Similarity API Documentation

Similarity API is a fast, scalable fuzzy string matching service. It lets you match records across datasets or deduplicate records within a single dataset, built for real-world text where spelling, formatting, and structure vary.

Instead of wiring together libraries and custom pipelines, you send data and receive structured, scored matches. You control how strict or permissive matching should be with a small set of parameters; the system does the heavy lifting.

Why engineers use Similarity API

Scales from a handful of records to millions without special infrastructure
Tunable matching behavior via clear parameters (thresholds, preprocessing, top_n)
Simple REST interface with copy-paste code samples

Two core operations

Reconcile (A → B)

Match records in one dataset against another to link related entries that aren't identical.
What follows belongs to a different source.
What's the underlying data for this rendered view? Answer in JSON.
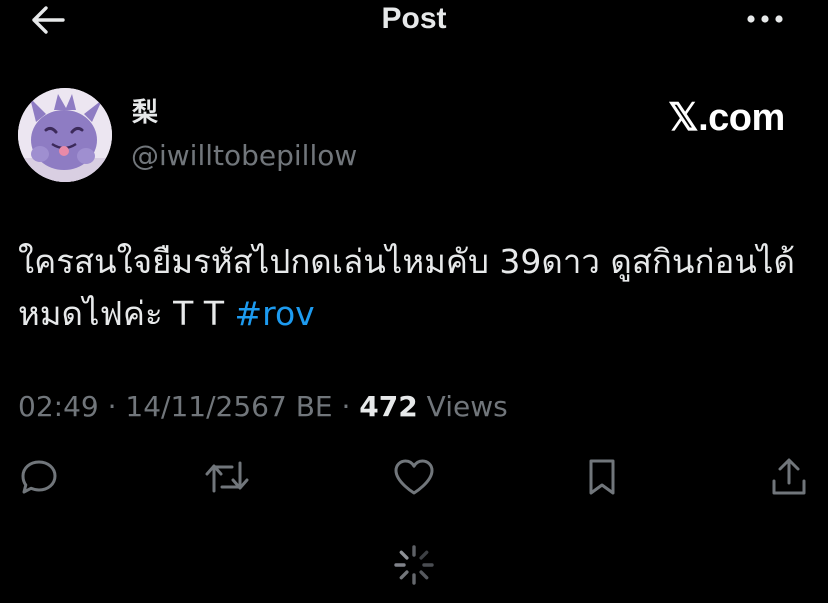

At its core, this is the familiar "compare strings" problem: you can send two strings to compare, or you can send millions of records across two datasets and retrieve the best matches at scale—all through the same operation.
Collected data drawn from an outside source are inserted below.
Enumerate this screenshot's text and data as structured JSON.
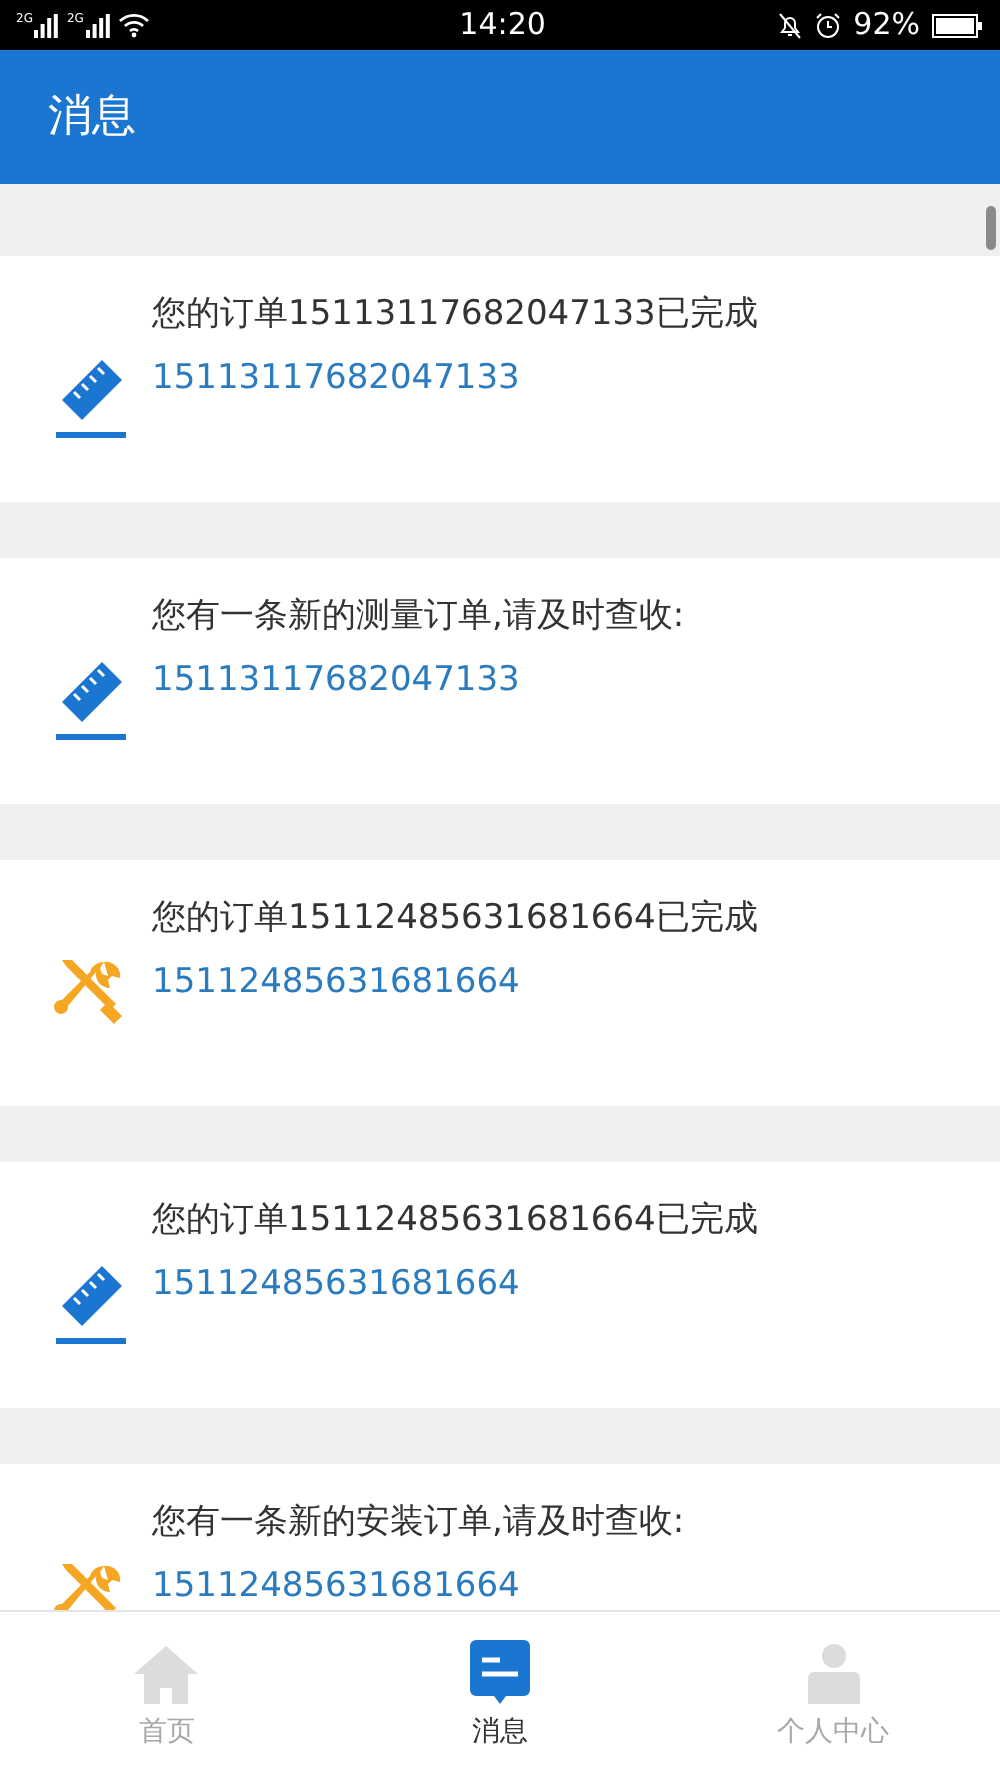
{
  "status_bar": {
    "signals": [
      "2G",
      "2G"
    ],
    "time": "14:20",
    "battery": "92%"
  },
  "header": {
    "title": "消息"
  },
  "messages": [
    {
      "kind": "ruler",
      "title": "您的订单15113117682047133已完成",
      "order": "15113117682047133"
    },
    {
      "kind": "ruler",
      "title": "您有一条新的测量订单,请及时查收:",
      "order": "15113117682047133"
    },
    {
      "kind": "tools",
      "title": "您的订单15112485631681664已完成",
      "order": "15112485631681664"
    },
    {
      "kind": "ruler",
      "title": "您的订单15112485631681664已完成",
      "order": "15112485631681664"
    },
    {
      "kind": "tools",
      "title": "您有一条新的安装订单,请及时查收:",
      "order": "15112485631681664"
    }
  ],
  "tab_bar": [
    {
      "kind": "home",
      "label": "首页",
      "selected": false
    },
    {
      "kind": "message",
      "label": "消息",
      "selected": true
    },
    {
      "kind": "person",
      "label": "个人中心",
      "selected": false
    }
  ]
}
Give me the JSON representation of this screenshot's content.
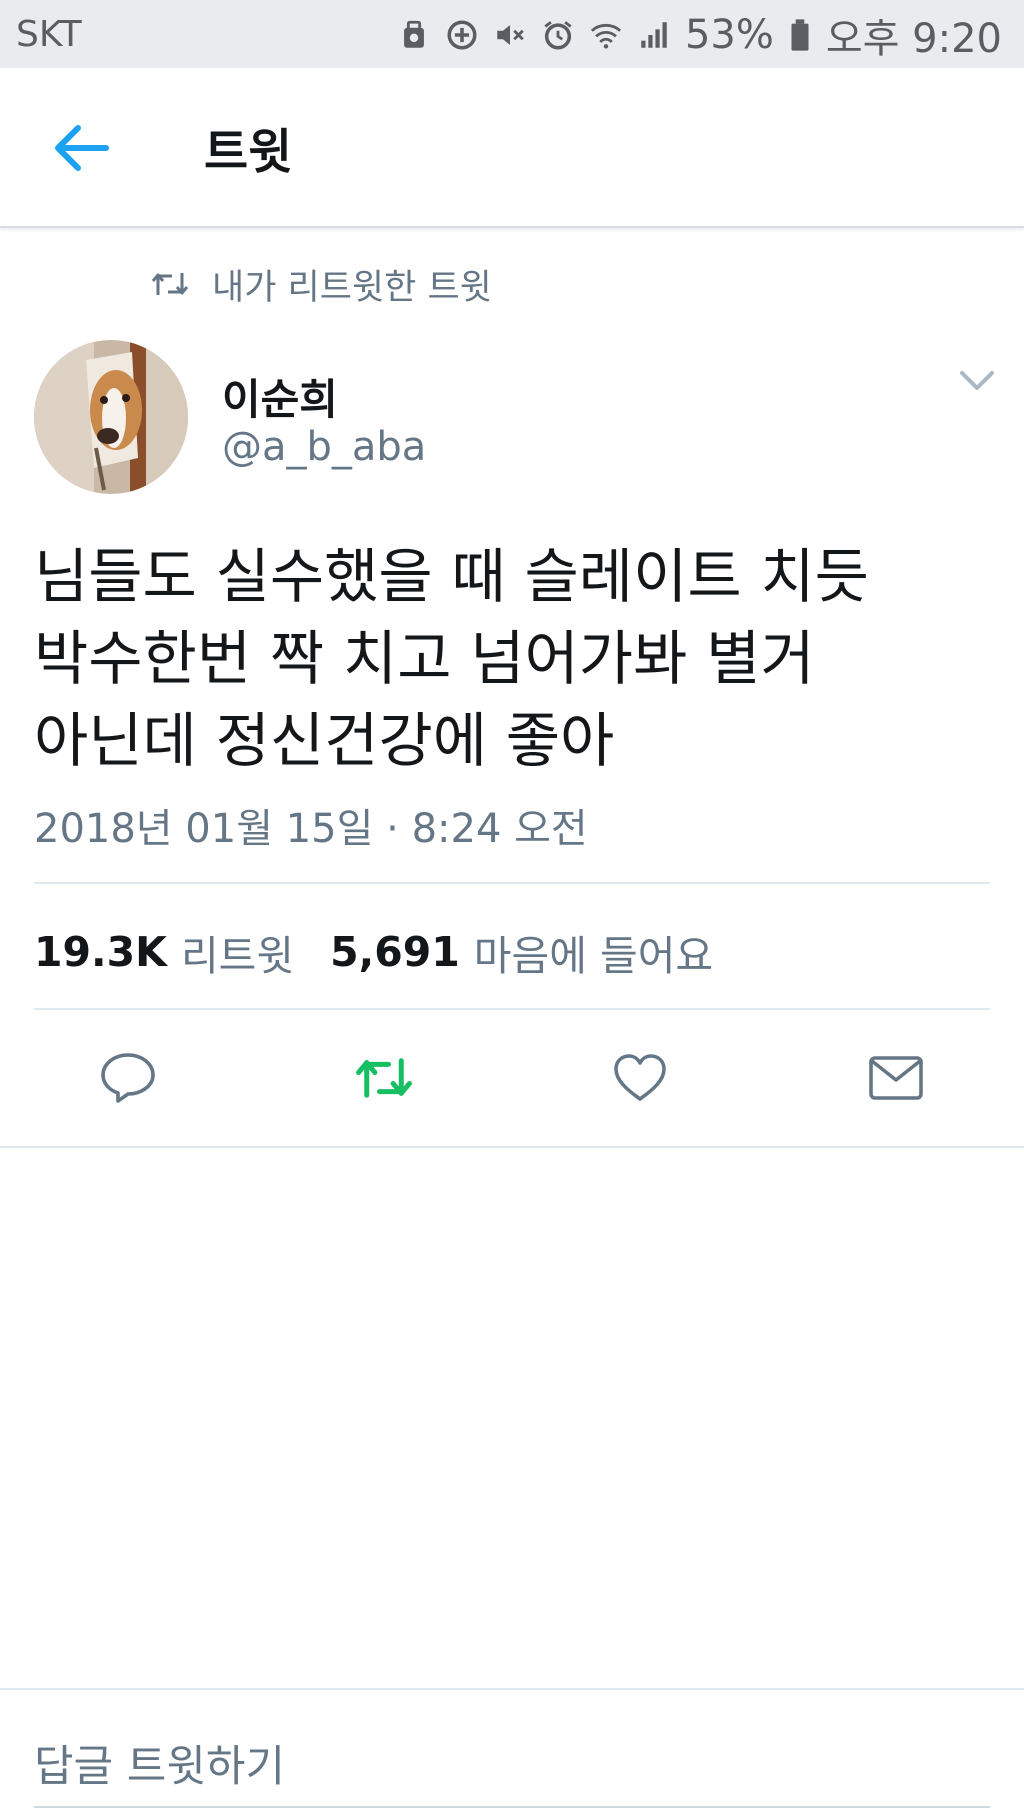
{
  "status_bar": {
    "carrier": "SKT",
    "battery_percent": "53%",
    "time": "오후 9:20",
    "icons": [
      "bag-icon",
      "sync-icon",
      "mute-icon",
      "alarm-icon",
      "wifi-icon",
      "signal-icon",
      "battery-icon"
    ]
  },
  "header": {
    "back_icon": "arrow-left-icon",
    "title": "트윗"
  },
  "tweet": {
    "retweet_context": "내가 리트윗한 트윗",
    "author_name": "이순희",
    "author_handle": "@a_b_aba",
    "text_lines": [
      "님들도 실수했을 때 슬레이트 치듯",
      "박수한번 짝 치고 넘어가봐 별거",
      "아닌데 정신건강에 좋아"
    ],
    "timestamp": "2018년 01월 15일 · 8:24 오전",
    "stats": {
      "retweets_count": "19.3K",
      "retweets_label": "리트윗",
      "likes_count": "5,691",
      "likes_label": "마음에 들어요"
    }
  },
  "actions": {
    "icons": [
      "reply-icon",
      "retweet-icon",
      "like-icon",
      "message-icon"
    ],
    "retweet_active": true
  },
  "reply_box": {
    "placeholder": "답글 트윗하기"
  },
  "colors": {
    "accent_blue": "#1da1f2",
    "retweet_green": "#17bf63",
    "secondary_text": "#657786",
    "primary_text": "#14171a",
    "status_bar_bg": "#e9ebee"
  }
}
Example: matching new supplier names from an import to canonical entries in your product catalog when formats differ.

Dedupe (A ↔ A)

Identify and group overlapping records within a single dataset so you can review or merge them with confidence scores.

Example: finding multiple customer signups that represent the same person or organization under slightly different names.

Both operations share the same request structure and options. Parameters like threshold, preprocessing, and top_n determine how strict matching is, how text is standardized, and how many candidates are returned per item.

Authentication

All requests must include your API key as a Bearer token in the HTTP header:

Authorization: Bearer <YOUR_API_KEY>

Your key is available in the dashboard after signup.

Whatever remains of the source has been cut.